- Machian Location within Iran
- Coordinates: 37°02′09″N 50°18′42″E﻿ / ﻿37.03583°N 50.31167°E
- Country: Iran
- Province: Gilan
- County: Rudsar
- District: Kelachay
- Rural District: Machian

Population (2016)
- • Total: 621
- Time zone: UTC+3:30 (IRST)

= Machian =

Village in Gilan province, Iran

Machian (ماچيان) (Note: Also romanized as Macheyān and Māchīān) is a village in, and the capital of, Machian Rural District in Kelachay District of Rudsar County, Gilan province, Iran.

==Demographics==
===Language and religion===
The dominant religion is Shiite Muslim. The majority of the inhabitants speak the Gilaki dialect.

===Population===
At the time of the 2006 National Census, the village's population was 603 in 190 households. The following census in 2011 counted 717 people in 249 households.

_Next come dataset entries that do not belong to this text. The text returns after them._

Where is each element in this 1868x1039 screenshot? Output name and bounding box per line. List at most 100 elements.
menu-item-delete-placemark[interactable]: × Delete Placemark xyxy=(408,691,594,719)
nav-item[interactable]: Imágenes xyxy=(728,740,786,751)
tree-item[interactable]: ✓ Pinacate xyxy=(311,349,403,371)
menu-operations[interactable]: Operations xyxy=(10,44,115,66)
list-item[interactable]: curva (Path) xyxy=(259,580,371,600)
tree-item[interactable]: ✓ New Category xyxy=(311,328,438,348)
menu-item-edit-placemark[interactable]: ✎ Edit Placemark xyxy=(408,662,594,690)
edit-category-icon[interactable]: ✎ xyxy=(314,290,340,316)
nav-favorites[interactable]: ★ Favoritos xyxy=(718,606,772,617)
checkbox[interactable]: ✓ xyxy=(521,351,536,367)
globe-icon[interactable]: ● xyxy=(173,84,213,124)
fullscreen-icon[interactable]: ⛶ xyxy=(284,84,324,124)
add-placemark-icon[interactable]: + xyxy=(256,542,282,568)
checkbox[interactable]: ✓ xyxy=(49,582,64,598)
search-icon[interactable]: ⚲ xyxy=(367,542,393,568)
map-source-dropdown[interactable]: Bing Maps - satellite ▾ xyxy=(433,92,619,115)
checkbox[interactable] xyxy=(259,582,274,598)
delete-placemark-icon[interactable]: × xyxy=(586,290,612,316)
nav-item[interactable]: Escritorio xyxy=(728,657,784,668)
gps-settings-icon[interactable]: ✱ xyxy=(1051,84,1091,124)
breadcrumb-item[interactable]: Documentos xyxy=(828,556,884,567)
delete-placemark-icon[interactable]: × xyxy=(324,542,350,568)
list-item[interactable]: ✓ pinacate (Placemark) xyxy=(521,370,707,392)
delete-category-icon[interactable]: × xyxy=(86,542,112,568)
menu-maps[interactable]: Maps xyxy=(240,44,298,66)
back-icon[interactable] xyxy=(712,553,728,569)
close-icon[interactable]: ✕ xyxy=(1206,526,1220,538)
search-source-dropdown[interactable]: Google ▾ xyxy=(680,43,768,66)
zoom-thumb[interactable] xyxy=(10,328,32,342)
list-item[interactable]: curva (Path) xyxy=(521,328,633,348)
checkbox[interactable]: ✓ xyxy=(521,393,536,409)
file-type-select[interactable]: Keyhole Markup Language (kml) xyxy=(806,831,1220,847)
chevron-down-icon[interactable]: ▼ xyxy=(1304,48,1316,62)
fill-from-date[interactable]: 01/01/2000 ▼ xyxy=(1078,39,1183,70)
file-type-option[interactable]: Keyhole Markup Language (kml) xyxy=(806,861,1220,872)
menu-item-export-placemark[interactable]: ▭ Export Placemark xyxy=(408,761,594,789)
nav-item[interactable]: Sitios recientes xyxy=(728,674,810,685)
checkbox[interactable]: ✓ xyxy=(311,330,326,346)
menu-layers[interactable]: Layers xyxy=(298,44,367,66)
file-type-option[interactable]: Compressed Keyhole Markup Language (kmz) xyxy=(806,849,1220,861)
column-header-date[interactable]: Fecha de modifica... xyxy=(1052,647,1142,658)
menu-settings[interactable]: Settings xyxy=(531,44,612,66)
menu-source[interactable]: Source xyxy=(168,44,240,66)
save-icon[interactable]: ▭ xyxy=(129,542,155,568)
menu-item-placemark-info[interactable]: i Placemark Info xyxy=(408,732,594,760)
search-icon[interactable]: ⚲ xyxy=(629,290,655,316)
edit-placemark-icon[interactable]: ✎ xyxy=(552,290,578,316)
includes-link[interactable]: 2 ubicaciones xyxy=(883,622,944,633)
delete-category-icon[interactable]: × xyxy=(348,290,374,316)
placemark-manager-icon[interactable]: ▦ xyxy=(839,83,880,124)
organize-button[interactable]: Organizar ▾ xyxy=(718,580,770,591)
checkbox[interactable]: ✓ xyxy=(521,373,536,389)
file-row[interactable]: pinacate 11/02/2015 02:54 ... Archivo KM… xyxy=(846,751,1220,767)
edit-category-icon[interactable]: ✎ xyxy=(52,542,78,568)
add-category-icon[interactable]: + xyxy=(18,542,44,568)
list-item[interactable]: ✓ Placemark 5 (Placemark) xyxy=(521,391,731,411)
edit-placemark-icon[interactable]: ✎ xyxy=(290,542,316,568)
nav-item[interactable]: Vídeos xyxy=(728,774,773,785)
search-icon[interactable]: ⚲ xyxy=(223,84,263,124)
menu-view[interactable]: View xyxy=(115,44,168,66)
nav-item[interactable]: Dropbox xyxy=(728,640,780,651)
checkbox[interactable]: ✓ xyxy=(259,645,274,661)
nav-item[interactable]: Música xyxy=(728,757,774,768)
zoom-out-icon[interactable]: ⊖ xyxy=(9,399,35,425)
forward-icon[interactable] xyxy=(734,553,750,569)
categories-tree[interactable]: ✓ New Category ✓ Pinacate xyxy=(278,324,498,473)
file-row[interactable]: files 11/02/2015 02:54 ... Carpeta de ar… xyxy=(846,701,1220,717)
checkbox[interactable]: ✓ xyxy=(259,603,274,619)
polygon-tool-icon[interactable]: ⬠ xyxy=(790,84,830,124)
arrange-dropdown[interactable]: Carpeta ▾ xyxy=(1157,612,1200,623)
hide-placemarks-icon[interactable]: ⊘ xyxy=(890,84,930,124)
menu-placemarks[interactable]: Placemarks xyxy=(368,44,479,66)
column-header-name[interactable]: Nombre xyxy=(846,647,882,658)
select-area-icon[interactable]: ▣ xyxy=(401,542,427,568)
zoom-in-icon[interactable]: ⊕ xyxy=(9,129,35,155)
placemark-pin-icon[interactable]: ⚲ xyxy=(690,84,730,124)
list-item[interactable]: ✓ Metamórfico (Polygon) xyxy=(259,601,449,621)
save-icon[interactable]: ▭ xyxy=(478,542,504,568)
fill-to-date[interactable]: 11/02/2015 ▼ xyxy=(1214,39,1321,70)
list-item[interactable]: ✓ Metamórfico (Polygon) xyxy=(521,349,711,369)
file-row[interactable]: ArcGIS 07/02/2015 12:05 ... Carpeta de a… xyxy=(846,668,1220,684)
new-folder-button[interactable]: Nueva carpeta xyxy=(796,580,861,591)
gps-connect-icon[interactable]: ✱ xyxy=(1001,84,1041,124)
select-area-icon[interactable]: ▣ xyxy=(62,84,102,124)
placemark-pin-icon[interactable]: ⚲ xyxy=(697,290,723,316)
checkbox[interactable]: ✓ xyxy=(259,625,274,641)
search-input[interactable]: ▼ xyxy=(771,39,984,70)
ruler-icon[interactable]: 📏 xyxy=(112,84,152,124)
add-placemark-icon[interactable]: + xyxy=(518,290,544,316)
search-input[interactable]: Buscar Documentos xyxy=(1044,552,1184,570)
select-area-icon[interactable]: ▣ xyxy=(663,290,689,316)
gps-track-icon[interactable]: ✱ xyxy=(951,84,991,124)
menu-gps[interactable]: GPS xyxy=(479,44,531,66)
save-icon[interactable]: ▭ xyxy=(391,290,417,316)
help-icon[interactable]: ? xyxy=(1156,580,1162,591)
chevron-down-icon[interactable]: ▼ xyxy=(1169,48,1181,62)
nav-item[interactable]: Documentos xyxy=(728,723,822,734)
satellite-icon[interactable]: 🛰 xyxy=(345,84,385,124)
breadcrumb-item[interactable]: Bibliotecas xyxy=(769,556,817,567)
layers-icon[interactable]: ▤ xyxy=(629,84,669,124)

The 2016 census measured the population of the village as 621 people in 228 households.

==Geography==
Machian is in eastern Gilan province south of the city of Rudsar and west of the city of Rahimabad. The district had 43 villages in 2016. Pilarud River (ماچيان) (Big River) is near Machian, and multiple branches pass through the village.

==Economy==
Rice and citrus are the staple crops in the region.